Molecular and Cellular Biology, January 2001, p. 459-466, Vol. 21, No. 2
0270-7306/01/$04.00+0 DOI: 10.1128/MCB.21.2.459-466.2001
Copyright © 2001, American Society for Microbiology. All rights reserved.
Department of Immunology,1 Interdisciplinary Program in Cell and Molecular Biology,2 and Howard Hughes Medical Institute,3 Baylor College of Medicine, Houston, Texas 77030
Received 18 July 2000/Returned for modification 14 August 2000/Accepted 19 October 2000
Hairpin formation serves an important regulatory role in V(D)J recombination because it requires synapsis of an appropriate pair of recombination sites.

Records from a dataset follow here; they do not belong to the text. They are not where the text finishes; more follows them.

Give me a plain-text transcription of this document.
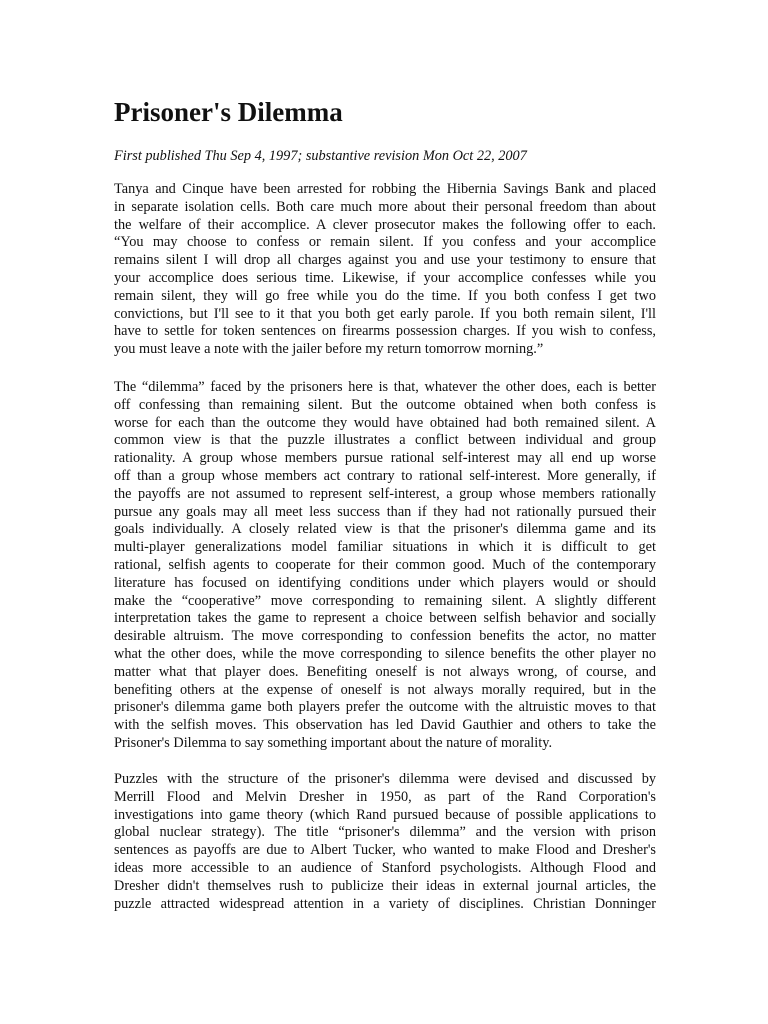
Prisoner's Dilemma

First published Thu Sep 4, 1997; substantive revision Mon Oct 22, 2007

Tanya and Cinque have been arrested for robbing the Hibernia Savings Bank and placed
in separate isolation cells. Both care much more about their personal freedom than about
the welfare of their accomplice. A clever prosecutor makes the following offer to each.
“You may choose to confess or remain silent. If you confess and your accomplice
remains silent I will drop all charges against you and use your testimony to ensure that
your accomplice does serious time. Likewise, if your accomplice confesses while you
remain silent, they will go free while you do the time. If you both confess I get two
convictions, but I'll see to it that you both get early parole. If you both remain silent, I'll
have to settle for token sentences on firearms possession charges. If you wish to confess,
you must leave a note with the jailer before my return tomorrow morning.”
The “dilemma” faced by the prisoners here is that, whatever the other does, each is better
off confessing than remaining silent. But the outcome obtained when both confess is
worse for each than the outcome they would have obtained had both remained silent. A
common view is that the puzzle illustrates a conflict between individual and group
rationality. A group whose members pursue rational self-interest may all end up worse
off than a group whose members act contrary to rational self-interest. More generally, if
the payoffs are not assumed to represent self-interest, a group whose members rationally
pursue any goals may all meet less success than if they had not rationally pursued their
goals individually. A closely related view is that the prisoner's dilemma game and its
multi-player generalizations model familiar situations in which it is difficult to get
rational, selfish agents to cooperate for their common good. Much of the contemporary
literature has focused on identifying conditions under which players would or should
make the “cooperative” move corresponding to remaining silent. A slightly different
interpretation takes the game to represent a choice between selfish behavior and socially
desirable altruism. The move corresponding to confession benefits the actor, no matter
what the other does, while the move corresponding to silence benefits the other player no
matter what that player does. Benefiting oneself is not always wrong, of course, and
benefiting others at the expense of oneself is not always morally required, but in the
prisoner's dilemma game both players prefer the outcome with the altruistic moves to that
with the selfish moves. This observation has led David Gauthier and others to take the
Prisoner's Dilemma to say something important about the nature of morality.
Puzzles with the structure of the prisoner's dilemma were devised and discussed by
Merrill Flood and Melvin Dresher in 1950, as part of the Rand Corporation's
investigations into game theory (which Rand pursued because of possible applications to
global nuclear strategy). The title “prisoner's dilemma” and the version with prison
sentences as payoffs are due to Albert Tucker, who wanted to make Flood and Dresher's
ideas more accessible to an audience of Stanford psychologists. Although Flood and
Dresher didn't themselves rush to publicize their ideas in external journal articles, the
puzzle attracted widespread attention in a variety of disciplines. Christian Donninger
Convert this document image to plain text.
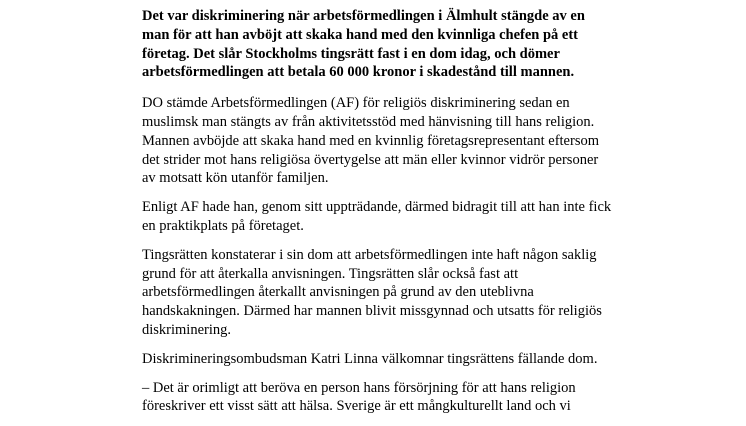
Det var diskriminering när arbetsförmedlingen i Älmhult stängde av en man för att han avböjt att skaka hand med den kvinnliga chefen på ett företag. Det slår Stockholms tingsrätt fast i en dom idag, och dömer arbetsförmedlingen att betala 60 000 kronor i skadestånd till mannen.

DO stämde Arbetsförmedlingen (AF) för religiös diskriminering sedan en muslimsk man stängts av från aktivitetsstöd med hänvisning till hans religion. Mannen avböjde att skaka hand med en kvinnlig företagsrepresentant eftersom det strider mot hans religiösa övertygelse att män eller kvinnor vidrör personer av motsatt kön utanför familjen.

Enligt AF hade han, genom sitt uppträdande, därmed bidragit till att han inte fick en praktikplats på företaget.

Tingsrätten konstaterar i sin dom att arbetsförmedlingen inte haft någon saklig grund för att återkalla anvisningen. Tingsrätten slår också fast att arbetsförmedlingen återkallt anvisningen på grund av den uteblivna handskakningen. Därmed har mannen blivit missgynnad och utsatts för religiös diskriminering.

Diskrimineringsombudsman Katri Linna välkomnar tingsrättens fällande dom.

– Det är orimligt att beröva en person hans försörjning för att hans religion föreskriver ett visst sätt att hälsa. Sverige är ett mångkulturellt land och vi
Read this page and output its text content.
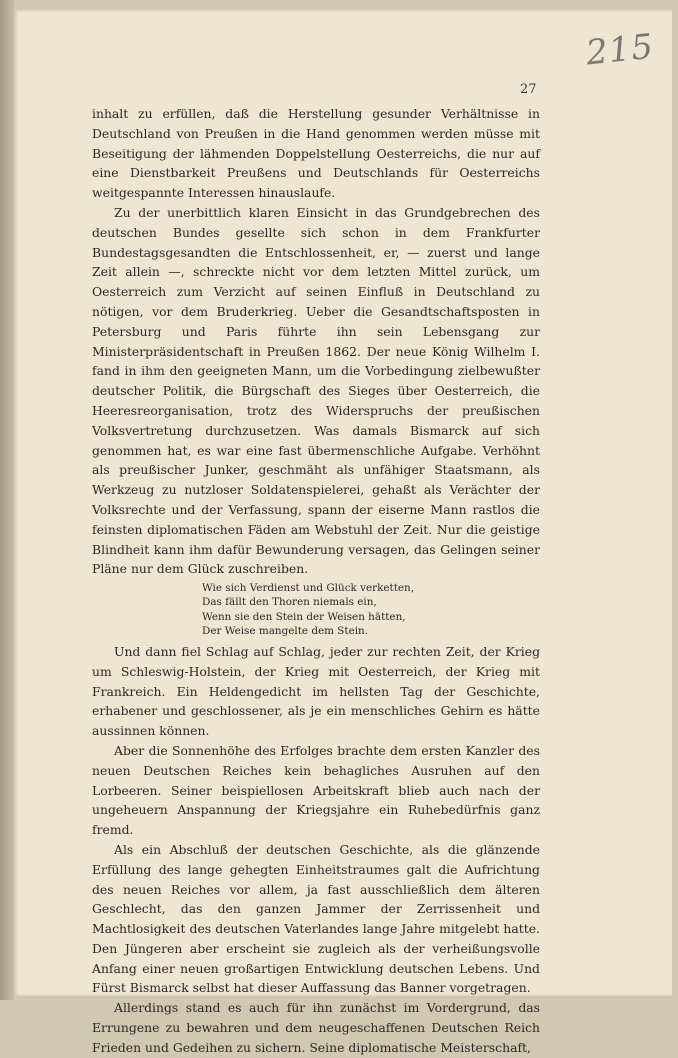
215
27

inhalt zu erfüllen, daß die Herstellung gesunder Verhältnisse in Deutschland von Preußen in die Hand genommen werden müsse mit Beseitigung der lähmenden Doppelstellung Oesterreichs, die nur auf eine Dienstbarkeit Preußens und Deutschlands für Oesterreichs weitgespannte Interessen hinauslaufe.

Zu der unerbittlich klaren Einsicht in das Grundgebrechen des deutschen Bundes gesellte sich schon in dem Frankfurter Bundestagsgesandten die Entschlossenheit, er, — zuerst und lange Zeit allein —, schreckte nicht vor dem letzten Mittel zurück, um Oesterreich zum Verzicht auf seinen Einfluß in Deutschland zu nötigen, vor dem Bruderkrieg. Ueber die Gesandtschaftsposten in Petersburg und Paris führte ihn sein Lebensgang zur Ministerpräsidentschaft in Preußen 1862. Der neue König Wilhelm I. fand in ihm den geeigneten Mann, um die Vorbedingung zielbewußter deutscher Politik, die Bürgschaft des Sieges über Oesterreich, die Heeresreorganisation, trotz des Widerspruchs der preußischen Volksvertretung durchzusetzen. Was damals Bismarck auf sich genommen hat, es war eine fast übermenschliche Aufgabe. Verhöhnt als preußischer Junker, geschmäht als unfähiger Staatsmann, als Werkzeug zu nutzloser Soldatenspielerei, gehaßt als Verächter der Volksrechte und der Verfassung, spann der eiserne Mann rastlos die feinsten diplomatischen Fäden am Webstuhl der Zeit. Nur die geistige Blindheit kann ihm dafür Bewunderung versagen, das Gelingen seiner Pläne nur dem Glück zuschreiben.

Wie sich Verdienst und Glück verketten,
Das fällt den Thoren niemals ein,
Wenn sie den Stein der Weisen hätten,
Der Weise mangelte dem Stein.

Und dann fiel Schlag auf Schlag, jeder zur rechten Zeit, der Krieg um Schleswig-Holstein, der Krieg mit Oesterreich, der Krieg mit Frankreich. Ein Heldengedicht im hellsten Tag der Geschichte, erhabener und geschlossener, als je ein menschliches Gehirn es hätte aussinnen können.

Aber die Sonnenhöhe des Erfolges brachte dem ersten Kanzler des neuen Deutschen Reiches kein behagliches Ausruhen auf den Lorbeeren. Seiner beispiellosen Arbeitskraft blieb auch nach der ungeheuern Anspannung der Kriegsjahre ein Ruhebedürfnis ganz fremd.

Als ein Abschluß der deutschen Geschichte, als die glänzende Erfüllung des lange gehegten Einheitstraumes galt die Aufrichtung des neuen Reiches vor allem, ja fast ausschließlich dem älteren Geschlecht, das den ganzen Jammer der Zerrissenheit und Machtlosigkeit des deutschen Vaterlandes lange Jahre mitgelebt hatte. Den Jüngeren aber erscheint sie zugleich als der verheißungsvolle Anfang einer neuen großartigen Entwicklung deutschen Lebens. Und Fürst Bismarck selbst hat dieser Auffassung das Banner vorgetragen.

Allerdings stand es auch für ihn zunächst im Vordergrund, das Errungene zu bewahren und dem neugeschaffenen Deutschen Reich Frieden und Gedeihen zu sichern. Seine diplomatische Meisterschaft,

How hairpin formation is regulated and which regions of the RAG proteins perform this step remain unknown. We analyzed two conditional RAG-1 mutants that affect residues quite close in the primary sequence to an active site amino acid (D600), and we found that they exhibit severely impaired recombination in the presence of certain cleavage site sequences. These mutants are specifically defective for the formation of hairpins, providing the first identification of a region of the V(D)J recombinase necessary for this reaction. Substrates containing mismatched bases at the cleavage site rescued hairpin formation by both mutants, which suggests that the mutations affect the generation of a distorted or unwound DNA intermediate that has been implicated in hairpin formation. Our results also indicate that this region of RAG-1 may be important for coupling hairpin formation to synapsis.